Nahuel Roselli

Personal information
- Full name: Carlos Nahuel Roselli
- Date of birth: 14 April 1985 (age 39)
- Place of birth: Mar del Plata, Argentina
- Height: 1.77 m (5 ft 10 in)
- Position(s): Right back / Right wingback

Team information
- Current team: Kimberley

Youth career
- 2005: Kimberley

Senior career*
- Years: Team / Apps / (Gls)
- 2006–2013: Aldosivi / 119 / (5)
- 2009–2010: → Newell's Old Boys (loan) / 22 / (0)
- 2010: → Quilmes (loan) / 4 / (0)
- 2013–2014: Atlético Tucumán / 11 / (0)
- 2014–2015: Temperley / 20 / (1)
- 2015–2016: Talleres / 8 / (0)
- 2017: Banfield de Mar del Plata
- 2017–2023: Círculo Deportivo
- 2023–: Kimberley / 21 / (2)

= Nahuel Roselli =

Argentine footballer

Carlos Nahuel Roselli (born 14 April 1985) is an Argentine football defender who plays for Kimberley.

==Career==
Roselli began his playing career in 2005 with home town club Kimberley of the Argentine regionalised 4th division.

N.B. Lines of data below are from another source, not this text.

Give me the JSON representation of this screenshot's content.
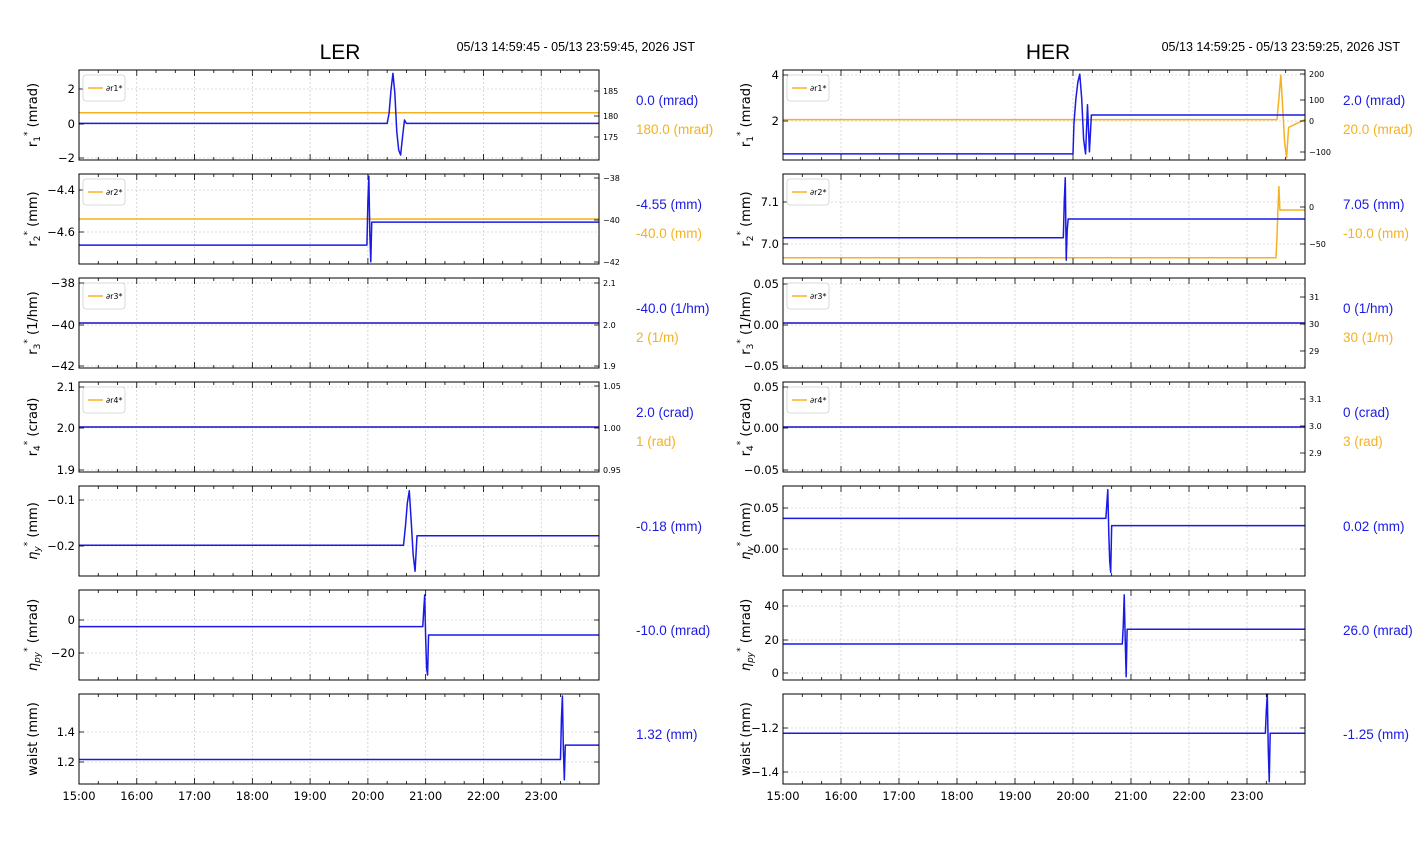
{
  "colors": {
    "blue": "#1a1ae6",
    "orange": "#f5b120",
    "frame": "#000000",
    "grid": "#bdbdbd"
  },
  "panels": [
    {
      "title": "LER",
      "time_range": "05/13 14:59:45 - 05/13 23:59:45, 2026 JST",
      "x_ticks": [
        "15:00",
        "16:00",
        "17:00",
        "18:00",
        "19:00",
        "20:00",
        "21:00",
        "22:00",
        "23:00"
      ],
      "rows": [
        {
          "ylabel": "r1* (mrad)",
          "legend": "∂r1*",
          "left_ticks": [
            "2",
            "0",
            "−2"
          ],
          "right_ticks": [
            "185",
            "180",
            "175"
          ],
          "value_blue": "0.0 (mrad)",
          "value_orange": "180.0 (mrad)"
        },
        {
          "ylabel": "r2* (mm)",
          "legend": "∂r2*",
          "left_ticks": [
            "−4.4",
            "−4.6"
          ],
          "right_ticks": [
            "−38",
            "−40",
            "−42"
          ],
          "value_blue": "-4.55 (mm)",
          "value_orange": "-40.0 (mm)"
        },
        {
          "ylabel": "r3* (1/hm)",
          "legend": "∂r3*",
          "left_ticks": [
            "−38",
            "−40",
            "−42"
          ],
          "right_ticks": [
            "2.1",
            "2.0",
            "1.9"
          ],
          "value_blue": "-40.0 (1/hm)",
          "value_orange": "2 (1/m)"
        },
        {
          "ylabel": "r4* (crad)",
          "legend": "∂r4*",
          "left_ticks": [
            "2.1",
            "2.0",
            "1.9"
          ],
          "right_ticks": [
            "1.05",
            "1.00",
            "0.95"
          ],
          "value_blue": "2.0 (crad)",
          "value_orange": "1 (rad)"
        },
        {
          "ylabel": "ηy* (mm)",
          "left_ticks": [
            "−0.1",
            "−0.2"
          ],
          "value_blue": "-0.18 (mm)"
        },
        {
          "ylabel": "ηpy* (mrad)",
          "left_ticks": [
            "0",
            "−20"
          ],
          "value_blue": "-10.0 (mrad)"
        },
        {
          "ylabel": "waist (mm)",
          "left_ticks": [
            "1.4",
            "1.2"
          ],
          "value_blue": "1.32 (mm)"
        }
      ]
    },
    {
      "title": "HER",
      "time_range": "05/13 14:59:25 - 05/13 23:59:25, 2026 JST",
      "x_ticks": [
        "15:00",
        "16:00",
        "17:00",
        "18:00",
        "19:00",
        "20:00",
        "21:00",
        "22:00",
        "23:00"
      ],
      "rows": [
        {
          "ylabel": "r1* (mrad)",
          "legend": "∂r1*",
          "left_ticks": [
            "4",
            "2"
          ],
          "right_ticks": [
            "200",
            "100",
            "0",
            "−100"
          ],
          "value_blue": "2.0 (mrad)",
          "value_orange": "20.0 (mrad)"
        },
        {
          "ylabel": "r2* (mm)",
          "legend": "∂r2*",
          "left_ticks": [
            "7.1",
            "7.0"
          ],
          "right_ticks": [
            "0",
            "−50"
          ],
          "value_blue": "7.05 (mm)",
          "value_orange": "-10.0 (mm)"
        },
        {
          "ylabel": "r3* (1/hm)",
          "legend": "∂r3*",
          "left_ticks": [
            "0.05",
            "0.00",
            "−0.05"
          ],
          "right_ticks": [
            "31",
            "30",
            "29"
          ],
          "value_blue": "0 (1/hm)",
          "value_orange": "30 (1/m)"
        },
        {
          "ylabel": "r4* (crad)",
          "legend": "∂r4*",
          "left_ticks": [
            "0.05",
            "0.00",
            "−0.05"
          ],
          "right_ticks": [
            "3.1",
            "3.0",
            "2.9"
          ],
          "value_blue": "0 (crad)",
          "value_orange": "3 (rad)"
        },
        {
          "ylabel": "ηy* (mm)",
          "left_ticks": [
            "0.05",
            "0.00"
          ],
          "value_blue": "0.02 (mm)"
        },
        {
          "ylabel": "ηpy* (mrad)",
          "left_ticks": [
            "40",
            "20",
            "0"
          ],
          "value_blue": "26.0 (mrad)"
        },
        {
          "ylabel": "waist (mm)",
          "left_ticks": [
            "−1.2",
            "−1.4"
          ],
          "value_blue": "-1.25 (mm)"
        }
      ]
    }
  ],
  "chart_data": [
    {
      "type": "line",
      "title": "LER",
      "time_range": "05/13 14:59:45 - 05/13 23:59:45, 2026 JST",
      "x_ticks": [
        "15:00",
        "16:00",
        "17:00",
        "18:00",
        "19:00",
        "20:00",
        "21:00",
        "22:00",
        "23:00"
      ],
      "xlim": [
        "15:00",
        "24:00"
      ],
      "grid": true,
      "subplots": [
        {
          "ylabel": "r1* (mrad)",
          "ylim": [
            -2.2,
            3.2
          ],
          "y2lim": [
            172.5,
            188.7
          ],
          "series": [
            {
              "axis": "left",
              "color": "blue",
              "x": [
                "15:00",
                "20:20",
                "20:22",
                "20:24",
                "20:26",
                "20:28",
                "20:30",
                "20:32",
                "20:34",
                "20:36",
                "20:38",
                "20:40",
                "24:00"
              ],
              "y": [
                0.0,
                0.0,
                0.6,
                2.0,
                3.0,
                1.8,
                -0.5,
                -1.6,
                -1.9,
                -0.8,
                0.2,
                0.0,
                0.0
              ]
            },
            {
              "axis": "right",
              "color": "orange",
              "name": "∂r1*",
              "x": [
                "15:00",
                "24:00"
              ],
              "y": [
                181.0,
                181.0
              ]
            }
          ]
        },
        {
          "ylabel": "r2* (mm)",
          "ylim": [
            -4.75,
            -4.32
          ],
          "y2lim": [
            -42.1,
            -37.9
          ],
          "series": [
            {
              "axis": "left",
              "color": "blue",
              "x": [
                "15:00",
                "19:59",
                "20:00",
                "20:01",
                "20:02",
                "20:03",
                "20:04",
                "24:00"
              ],
              "y": [
                -4.66,
                -4.66,
                -4.45,
                -4.33,
                -4.6,
                -4.74,
                -4.55,
                -4.55
              ]
            },
            {
              "axis": "right",
              "color": "orange",
              "name": "∂r2*",
              "x": [
                "15:00",
                "24:00"
              ],
              "y": [
                -40.0,
                -40.0
              ]
            }
          ]
        },
        {
          "ylabel": "r3* (1/hm)",
          "ylim": [
            -42.2,
            -37.8
          ],
          "y2lim": [
            1.89,
            2.11
          ],
          "series": [
            {
              "axis": "left",
              "color": "blue",
              "x": [
                "15:00",
                "24:00"
              ],
              "y": [
                -40.0,
                -40.0
              ]
            },
            {
              "axis": "right",
              "color": "orange",
              "name": "∂r3*",
              "x": [
                "15:00",
                "24:00"
              ],
              "y": [
                2.0,
                2.0
              ]
            }
          ]
        },
        {
          "ylabel": "r4* (crad)",
          "ylim": [
            1.89,
            2.11
          ],
          "y2lim": [
            0.945,
            1.055
          ],
          "series": [
            {
              "axis": "left",
              "color": "blue",
              "x": [
                "15:00",
                "24:00"
              ],
              "y": [
                2.0,
                2.0
              ]
            },
            {
              "axis": "right",
              "color": "orange",
              "name": "∂r4*",
              "x": [
                "15:00",
                "24:00"
              ],
              "y": [
                1.0,
                1.0
              ]
            }
          ]
        },
        {
          "ylabel": "ηy* (mm)",
          "ylim": [
            -0.265,
            -0.075
          ],
          "series": [
            {
              "axis": "left",
              "color": "blue",
              "x": [
                "15:00",
                "20:37",
                "20:39",
                "20:41",
                "20:43",
                "20:45",
                "20:47",
                "20:49",
                "20:51",
                "24:00"
              ],
              "y": [
                -0.2,
                -0.2,
                -0.16,
                -0.11,
                -0.085,
                -0.15,
                -0.22,
                -0.255,
                -0.18,
                -0.18
              ]
            }
          ]
        },
        {
          "ylabel": "ηpy* (mrad)",
          "ylim": [
            -37,
            17
          ],
          "series": [
            {
              "axis": "left",
              "color": "blue",
              "x": [
                "15:00",
                "20:57",
                "20:58",
                "20:59",
                "21:00",
                "21:01",
                "21:02",
                "21:03",
                "24:00"
              ],
              "y": [
                -5,
                -5,
                5,
                14,
                -12,
                -30,
                -34,
                -10,
                -10
              ]
            }
          ]
        },
        {
          "ylabel": "waist (mm)",
          "ylim": [
            1.13,
            1.57
          ],
          "series": [
            {
              "axis": "left",
              "color": "blue",
              "x": [
                "15:00",
                "23:20",
                "23:21",
                "23:22",
                "23:23",
                "23:24",
                "23:25",
                "24:00"
              ],
              "y": [
                1.25,
                1.25,
                1.45,
                1.56,
                1.3,
                1.15,
                1.32,
                1.32
              ]
            }
          ]
        }
      ]
    },
    {
      "type": "line",
      "title": "HER",
      "time_range": "05/13 14:59:25 - 05/13 23:59:25, 2026 JST",
      "x_ticks": [
        "15:00",
        "16:00",
        "17:00",
        "18:00",
        "19:00",
        "20:00",
        "21:00",
        "22:00",
        "23:00"
      ],
      "xlim": [
        "15:00",
        "24:00"
      ],
      "grid": true,
      "subplots": [
        {
          "ylabel": "r1* (mrad)",
          "ylim": [
            -0.2,
            4.2
          ],
          "y2lim": [
            -135,
            210
          ],
          "series": [
            {
              "axis": "left",
              "color": "blue",
              "x": [
                "15:00",
                "20:00",
                "20:01",
                "20:03",
                "20:05",
                "20:07",
                "20:09",
                "20:11",
                "20:13",
                "20:15",
                "20:17",
                "20:19",
                "20:21",
                "20:22",
                "24:00"
              ],
              "y": [
                0.1,
                0.1,
                1.6,
                2.8,
                3.6,
                4.0,
                2.8,
                0.8,
                0.1,
                2.5,
                0.2,
                2.0,
                2.0,
                2.0,
                2.0
              ]
            },
            {
              "axis": "right",
              "color": "orange",
              "name": "∂r1*",
              "x": [
                "15:00",
                "23:30",
                "23:31",
                "23:33",
                "23:35",
                "23:37",
                "23:39",
                "23:41",
                "23:43",
                "24:00"
              ],
              "y": [
                20.0,
                20.0,
                20.0,
                100,
                190,
                60,
                -70,
                -125,
                -10,
                20.0
              ]
            }
          ]
        },
        {
          "ylabel": "r2* (mm)",
          "ylim": [
            6.93,
            7.17
          ],
          "y2lim": [
            -70,
            30
          ],
          "series": [
            {
              "axis": "left",
              "color": "blue",
              "x": [
                "15:00",
                "19:50",
                "19:51",
                "19:52",
                "19:53",
                "19:54",
                "19:55",
                "24:00"
              ],
              "y": [
                7.0,
                7.0,
                7.1,
                7.16,
                6.94,
                7.02,
                7.05,
                7.05
              ]
            },
            {
              "axis": "right",
              "color": "orange",
              "name": "∂r2*",
              "x": [
                "15:00",
                "23:30",
                "23:31",
                "23:32",
                "23:33",
                "23:34",
                "23:35",
                "24:00"
              ],
              "y": [
                -63,
                -63,
                -40,
                -10,
                16,
                -10,
                -10,
                -10
              ]
            }
          ]
        },
        {
          "ylabel": "r3* (1/hm)",
          "ylim": [
            -0.055,
            0.055
          ],
          "y2lim": [
            28.5,
            31.5
          ],
          "series": [
            {
              "axis": "left",
              "color": "blue",
              "x": [
                "15:00",
                "24:00"
              ],
              "y": [
                0.0,
                0.0
              ]
            },
            {
              "axis": "right",
              "color": "orange",
              "name": "∂r3*",
              "x": [
                "15:00",
                "24:00"
              ],
              "y": [
                30,
                30
              ]
            }
          ]
        },
        {
          "ylabel": "r4* (crad)",
          "ylim": [
            -0.055,
            0.055
          ],
          "y2lim": [
            2.82,
            3.18
          ],
          "series": [
            {
              "axis": "left",
              "color": "blue",
              "x": [
                "15:00",
                "24:00"
              ],
              "y": [
                0.0,
                0.0
              ]
            },
            {
              "axis": "right",
              "color": "orange",
              "name": "∂r4*",
              "x": [
                "15:00",
                "24:00"
              ],
              "y": [
                3,
                3
              ]
            }
          ]
        },
        {
          "ylabel": "ηy* (mm)",
          "ylim": [
            -0.05,
            0.075
          ],
          "series": [
            {
              "axis": "left",
              "color": "blue",
              "x": [
                "15:00",
                "20:34",
                "20:35",
                "20:36",
                "20:37",
                "20:38",
                "20:39",
                "20:40",
                "24:00"
              ],
              "y": [
                0.03,
                0.03,
                0.05,
                0.07,
                0.01,
                -0.03,
                -0.045,
                0.02,
                0.02
              ]
            }
          ]
        },
        {
          "ylabel": "ηpy* (mrad)",
          "ylim": [
            -5,
            50
          ],
          "series": [
            {
              "axis": "left",
              "color": "blue",
              "x": [
                "15:00",
                "20:51",
                "20:52",
                "20:53",
                "20:54",
                "20:55",
                "20:56",
                "24:00"
              ],
              "y": [
                17,
                17,
                28,
                47,
                20,
                -3,
                26,
                26
              ]
            }
          ]
        },
        {
          "ylabel": "waist (mm)",
          "ylim": [
            -1.47,
            -1.08
          ],
          "series": [
            {
              "axis": "left",
              "color": "blue",
              "x": [
                "15:00",
                "23:19",
                "23:20",
                "23:21",
                "23:22",
                "23:23",
                "23:24",
                "24:00"
              ],
              "y": [
                -1.25,
                -1.25,
                -1.15,
                -1.08,
                -1.32,
                -1.46,
                -1.25,
                -1.25
              ]
            }
          ]
        }
      ]
    }
  ]
}
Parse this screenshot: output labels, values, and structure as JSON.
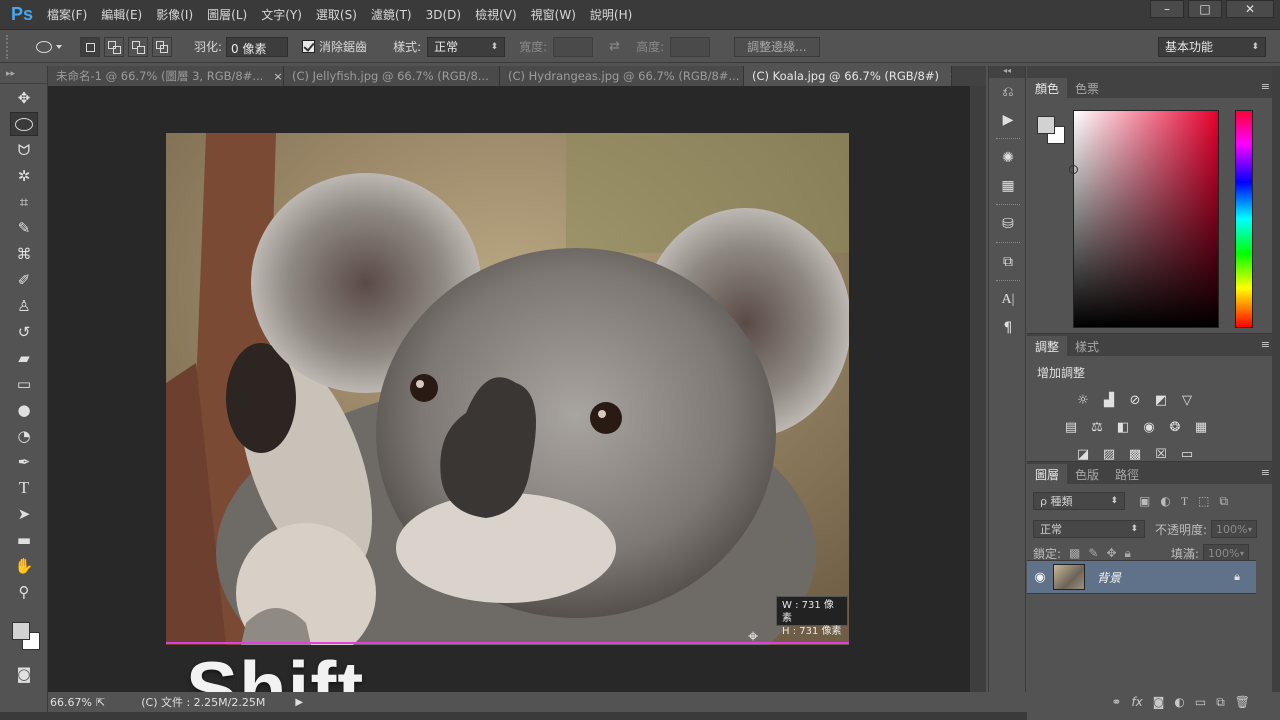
{
  "app": {
    "logo": "Ps"
  },
  "menu": [
    "檔案(F)",
    "編輯(E)",
    "影像(I)",
    "圖層(L)",
    "文字(Y)",
    "選取(S)",
    "濾鏡(T)",
    "3D(D)",
    "檢視(V)",
    "視窗(W)",
    "說明(H)"
  ],
  "window": {
    "minimize": "–",
    "maximize": "□",
    "close": "✕"
  },
  "options": {
    "feather_label": "羽化:",
    "feather_value": "0 像素",
    "antialias_label": "消除鋸齒",
    "style_label": "樣式:",
    "style_value": "正常",
    "width_label": "寬度:",
    "height_label": "高度:",
    "refine_edge": "調整邊緣...",
    "workspace": "基本功能"
  },
  "tabs": [
    {
      "label": "未命名-1 @ 66.7% (圖層 3, RGB/8#...",
      "close": "×"
    },
    {
      "label": "(C) Jellyfish.jpg @ 66.7% (RGB/8...",
      "close": "×"
    },
    {
      "label": "(C) Hydrangeas.jpg @ 66.7% (RGB/8#...",
      "close": "×"
    },
    {
      "label": "(C) Koala.jpg @ 66.7% (RGB/8#)",
      "close": "×"
    }
  ],
  "canvas": {
    "overlay_text": "Shift",
    "size_w": "W :  731 像素",
    "size_h": "H :  731 像素"
  },
  "status": {
    "zoom": "66.67%",
    "docinfo": "(C) 文件 : 2.25M/2.25M"
  },
  "panels": {
    "color_tabs": [
      "顏色",
      "色票"
    ],
    "adj_tabs": [
      "調整",
      "樣式"
    ],
    "adj_title": "增加調整",
    "layer_tabs": [
      "圖層",
      "色版",
      "路徑"
    ],
    "layer_kind": "ρ 種類",
    "blend_mode": "正常",
    "opacity_label": "不透明度:",
    "opacity_value": "100%",
    "lock_label": "鎖定:",
    "fill_label": "填滿:",
    "fill_value": "100%",
    "layer_name": "背景"
  },
  "colors": {
    "fg": "#d2d2d2",
    "bg": "#ffffff",
    "selected_layer": "#5f7289",
    "accent": "#49a7f0"
  }
}
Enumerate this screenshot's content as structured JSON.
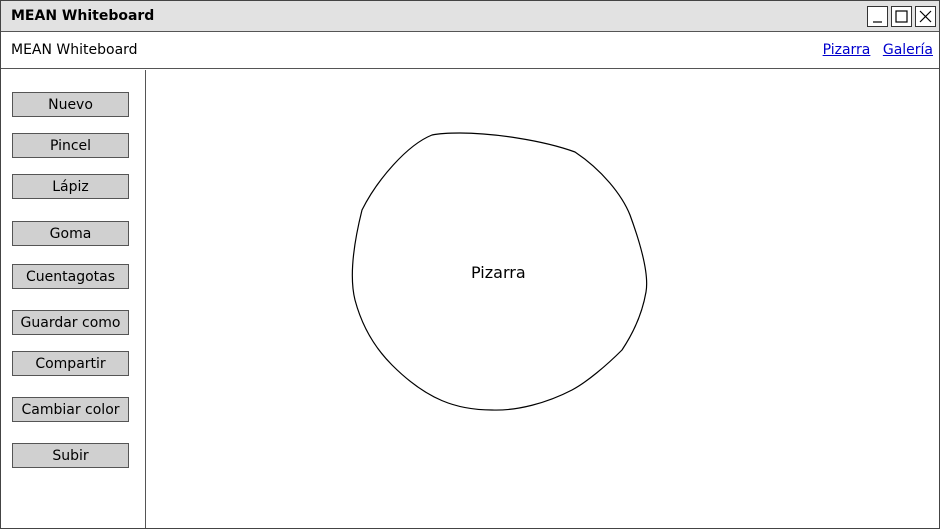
{
  "window": {
    "title": "MEAN Whiteboard"
  },
  "menubar": {
    "app_name": "MEAN Whiteboard",
    "links": [
      "Pizarra",
      "Galería"
    ]
  },
  "sidebar": {
    "buttons": [
      "Nuevo",
      "Pincel",
      "Lápiz",
      "Goma",
      "Cuentagotas",
      "Guardar como",
      "Compartir",
      "Cambiar color",
      "Subir"
    ]
  },
  "canvas": {
    "label": "Pizarra"
  }
}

In 2006, he joined another Mar del Plata team; Club Atlético Aldosivi of the 2nd division. He played there until 2009.

Roselli was given his chance to play in the Primera División when he was signed by Newell's Old Boys. He made his debut for the club on 3 October 2009 in a 3–0 home win against Atlético Tucumán.